Community Focus and Workforce Investment

Management also emphasized social commitments, noting 1 million volunteer hours and a long-standing practice of directing a portion of profits back to communities. At the same time, Target is leaning into its workforce with tuition-free education for thousands of team members and higher payroll and training spending aimed at better in-store execution during this heavy change period.

Owning Past Missteps and Rebuilding Merchandising Authority

Executives were unusually candid that recent performance has fallen short, particularly in home and apparel, where assortments lost clarity and discipline. They framed the upcoming years as a multiyear transformation to regain category leadership, arguing that sustained focus and newness will be needed to win back both market share and shopper mindshare.

Tariff and Inventory Noise Obscures Underlying Margins

Nonrecurring tariff-related charges and inventory actions weighed heavily on 2025 earnings, trimming about 30 basis points from last year’s gross margin that otherwise would have expanded. While management stressed that these were largely one-time factors, tariff policy remains an ongoing risk that could add volatility to costs and pricing in coming periods.

Execution Risk as Changes Hit All 2,000 Stores

The scale of the 2026 plan introduces real operational risk, with remodeling, labor ramps and assortment resets touching nearly the entire fleet at once. Management warned that front-loaded start-up costs, higher depreciation and accelerated SG&A could pressure near-term results, while in-stock and complexity issues could emerge if execution falls short in any major category.

Soft Near-Term Sales Targets and Back-Half Weighting

With only about 2% sales growth and a small comp increase in the plan, investors face limited near-term upside and high dependence on the back half of the year. Profit growth is expected to skew to later quarters as Target laps shrink benefits and moves past early spending spikes, leaving little margin for error if consumer demand or execution wobbles.

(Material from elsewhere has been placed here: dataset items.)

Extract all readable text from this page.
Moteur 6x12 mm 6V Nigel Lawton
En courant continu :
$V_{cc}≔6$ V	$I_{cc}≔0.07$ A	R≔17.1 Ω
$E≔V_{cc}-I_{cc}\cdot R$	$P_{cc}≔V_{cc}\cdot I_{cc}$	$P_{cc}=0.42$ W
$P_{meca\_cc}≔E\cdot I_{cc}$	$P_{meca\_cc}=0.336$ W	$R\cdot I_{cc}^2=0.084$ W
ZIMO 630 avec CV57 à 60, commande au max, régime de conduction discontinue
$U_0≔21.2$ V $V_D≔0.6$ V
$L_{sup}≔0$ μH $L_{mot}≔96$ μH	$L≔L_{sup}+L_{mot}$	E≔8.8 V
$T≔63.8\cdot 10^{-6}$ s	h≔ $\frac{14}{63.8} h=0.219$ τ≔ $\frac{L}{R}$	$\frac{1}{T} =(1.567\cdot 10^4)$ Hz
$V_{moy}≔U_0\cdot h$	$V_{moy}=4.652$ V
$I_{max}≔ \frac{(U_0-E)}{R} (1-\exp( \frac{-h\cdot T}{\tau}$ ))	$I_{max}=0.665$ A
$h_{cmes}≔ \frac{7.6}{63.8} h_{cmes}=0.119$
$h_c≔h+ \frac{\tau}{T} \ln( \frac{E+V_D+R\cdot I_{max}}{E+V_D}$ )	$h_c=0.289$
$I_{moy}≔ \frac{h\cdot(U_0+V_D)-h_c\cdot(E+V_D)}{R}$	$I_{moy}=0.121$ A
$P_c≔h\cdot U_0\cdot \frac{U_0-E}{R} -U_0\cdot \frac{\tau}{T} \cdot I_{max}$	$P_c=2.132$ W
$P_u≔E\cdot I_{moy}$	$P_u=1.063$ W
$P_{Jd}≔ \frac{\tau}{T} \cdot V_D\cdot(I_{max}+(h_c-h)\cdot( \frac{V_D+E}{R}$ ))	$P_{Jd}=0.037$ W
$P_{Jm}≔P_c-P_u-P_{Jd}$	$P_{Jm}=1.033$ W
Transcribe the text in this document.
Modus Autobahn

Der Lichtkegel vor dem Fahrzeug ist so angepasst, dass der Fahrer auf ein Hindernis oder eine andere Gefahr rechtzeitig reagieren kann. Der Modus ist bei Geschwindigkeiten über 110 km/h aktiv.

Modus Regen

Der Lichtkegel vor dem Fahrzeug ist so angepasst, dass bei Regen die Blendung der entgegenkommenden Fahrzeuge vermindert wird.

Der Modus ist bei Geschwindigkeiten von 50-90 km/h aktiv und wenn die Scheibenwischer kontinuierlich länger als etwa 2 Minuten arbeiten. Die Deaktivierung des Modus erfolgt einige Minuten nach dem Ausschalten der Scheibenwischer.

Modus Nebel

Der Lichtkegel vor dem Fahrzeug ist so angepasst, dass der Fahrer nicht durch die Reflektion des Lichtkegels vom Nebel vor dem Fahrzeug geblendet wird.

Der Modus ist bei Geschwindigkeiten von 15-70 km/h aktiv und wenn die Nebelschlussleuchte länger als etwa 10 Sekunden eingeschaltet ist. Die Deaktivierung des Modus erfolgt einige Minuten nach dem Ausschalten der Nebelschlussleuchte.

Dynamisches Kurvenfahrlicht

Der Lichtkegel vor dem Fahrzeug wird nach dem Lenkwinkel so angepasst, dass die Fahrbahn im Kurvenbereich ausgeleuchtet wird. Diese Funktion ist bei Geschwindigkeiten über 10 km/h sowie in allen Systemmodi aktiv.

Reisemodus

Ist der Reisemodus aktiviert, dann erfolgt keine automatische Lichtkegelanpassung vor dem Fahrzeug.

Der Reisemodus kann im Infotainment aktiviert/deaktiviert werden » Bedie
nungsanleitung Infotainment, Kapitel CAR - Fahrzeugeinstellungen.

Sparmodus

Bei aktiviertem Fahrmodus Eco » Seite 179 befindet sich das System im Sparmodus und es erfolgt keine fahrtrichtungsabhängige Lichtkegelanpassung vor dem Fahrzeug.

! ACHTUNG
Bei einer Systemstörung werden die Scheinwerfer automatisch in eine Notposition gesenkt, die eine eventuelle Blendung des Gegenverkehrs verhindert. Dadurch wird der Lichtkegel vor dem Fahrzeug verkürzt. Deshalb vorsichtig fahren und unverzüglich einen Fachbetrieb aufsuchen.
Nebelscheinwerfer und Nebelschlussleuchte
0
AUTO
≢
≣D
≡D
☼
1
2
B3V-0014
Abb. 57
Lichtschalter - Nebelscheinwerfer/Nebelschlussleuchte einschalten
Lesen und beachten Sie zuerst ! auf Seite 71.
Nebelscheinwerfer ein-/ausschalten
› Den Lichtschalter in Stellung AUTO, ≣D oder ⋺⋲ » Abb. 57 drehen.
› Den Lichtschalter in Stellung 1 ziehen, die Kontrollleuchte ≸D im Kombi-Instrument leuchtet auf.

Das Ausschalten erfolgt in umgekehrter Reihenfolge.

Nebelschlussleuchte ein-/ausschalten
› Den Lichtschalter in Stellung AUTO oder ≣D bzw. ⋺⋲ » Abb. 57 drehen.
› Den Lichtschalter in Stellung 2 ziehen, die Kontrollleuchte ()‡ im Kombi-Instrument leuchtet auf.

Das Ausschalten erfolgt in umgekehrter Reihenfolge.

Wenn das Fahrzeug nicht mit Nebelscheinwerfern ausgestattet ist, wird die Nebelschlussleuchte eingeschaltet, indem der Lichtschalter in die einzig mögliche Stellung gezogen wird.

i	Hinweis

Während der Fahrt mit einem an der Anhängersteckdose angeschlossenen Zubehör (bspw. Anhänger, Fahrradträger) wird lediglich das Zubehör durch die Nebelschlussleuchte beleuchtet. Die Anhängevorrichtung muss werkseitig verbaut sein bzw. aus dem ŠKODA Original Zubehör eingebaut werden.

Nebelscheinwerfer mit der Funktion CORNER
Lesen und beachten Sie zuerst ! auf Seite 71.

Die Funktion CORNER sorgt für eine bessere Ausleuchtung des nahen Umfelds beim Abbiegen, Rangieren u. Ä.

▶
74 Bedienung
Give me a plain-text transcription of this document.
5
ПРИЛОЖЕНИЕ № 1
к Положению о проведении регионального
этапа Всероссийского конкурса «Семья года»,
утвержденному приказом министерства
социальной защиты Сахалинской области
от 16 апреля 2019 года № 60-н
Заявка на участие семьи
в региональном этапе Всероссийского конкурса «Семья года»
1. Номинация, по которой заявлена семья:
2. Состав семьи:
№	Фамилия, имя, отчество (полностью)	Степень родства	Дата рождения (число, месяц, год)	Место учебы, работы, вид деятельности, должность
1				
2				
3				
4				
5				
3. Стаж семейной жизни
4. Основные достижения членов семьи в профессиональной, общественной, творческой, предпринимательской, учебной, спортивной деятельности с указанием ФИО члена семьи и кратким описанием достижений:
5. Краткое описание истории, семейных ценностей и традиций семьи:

Transformation Costs Muddy Year-Over-Year Comparisons

Recent quarters included about $90 million of business transformation charges in Q4 and prior headcount reductions and markdowns that compressed 2025 EPS. These one-offs, combined with ongoing investments, make it harder to read underlying earnings trends and may cause choppy comparisons even as the core business gradually strengthens.

Category Rebuild Will Take Years, Not Quarters

While beauty and food are already bright spots, management cautioned that home and discretionary apparel will require a multiyear rebuild to hit long-term goals. With these slower-moving categories still under pressure, Target needs multiple seasons of successful product, pricing and presentation to fully regain its historic merchandising edge.

Guidance Frames 2026 as an Investment-Led Grind Higher

Target’s 2026 guidance spells out a year of modest sales growth but improving profitability, powered in part by more than $2 billion of incremental investment in stores, food, technology and labor. With CapEx climbing to about $5.0 billion and over 30 new stores and 130 remodels on tap, management is betting that near-term pressure will lay the foundation for steadier earnings growth and a healthier margin profile beyond 2026.

Target’s earnings call painted a picture of a retailer in transition, mixing frank acknowledgment of past stumbles with confidence in a heavily funded turnaround. For investors, the story hinges on whether Target can execute a complex, store-wide reset while navigating tariff and macro risks, translating today’s early demand and digital strength into durable gains in sales and earnings.